Join a lot of FB relative groups, share quality, engaging content from your page to the groups, sparingly. Make sure it’s appropriate for the group and not spammy.
Amanda brilliantly explains harnessing the power of groups in this Influencive article.
This is a really fun way to get viral reach and an uptick in growth. Here, you connect with larger and more engaging pages with audiences similar to your target demo and establish a relationship for them to cross share engaging content from your page to theirs.
Influencer Growth Hack:
look at older posts that performed very well on their page, post it natively to yours, then have them share it. BOOM!
Influencer “relationships” usually involve money or a trade, but not always. Some people are really cool and always willing to help. Find them and establish value.
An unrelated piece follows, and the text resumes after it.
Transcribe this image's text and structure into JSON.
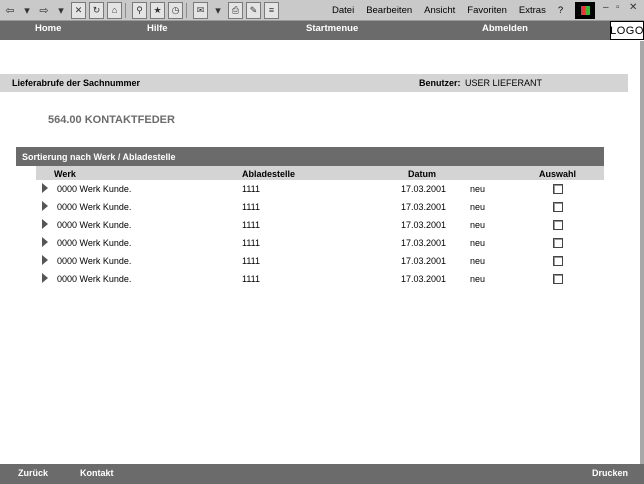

The pic below is a page I grew organically, leveraging larger pages. At the time, I had available resources to do such a thing. You can duplicate the efforts by reaching out to pages with your target audience and have them share your most engaging content.
I’ll admit. I haven’t run a contest yet. But countless experts who have been in the business longer than I swear by it. And It’s definitely on my list. Heyo makes a really cool looking platform.
This post by Wishpond highlights the immense value of leveraging contests for growth and ROI.
I wasn’t going to include this one, but it seems the easiest way to establish social proof while being both cheap and lame.
Your engagement will suck. Actually, it’ll be nonexistent. But it’ll give you the illusion of having a following. If you buy likes, I’d still recommend boosting posts for the sake of creating actual engagement. And inviting the likers to like your page.
I actually had a client fire me after realizing he could buy likes on Fiverr. Good luck getting ROI this way, though.
I don’t recommend buying likes. And every person I’ve seen promising “real likes with real engagement” is full of shit. I’d be happy for someone to prove me wrong.
To sum it up, you have to put in a little work and a little money to grow your Facebook page. Don’t expect anything you enjoy or find amazing to go viral. Source viral stuff (based on engagement) and target it to the right audiences who have already enjoyed similar content.
For businesses, Facebook is a great place to connect with friends, clients, and prospective customers and channel them to your fan page. Provide value or at the very least, engaging content. Stay away from political stuff—unless you’re running for president.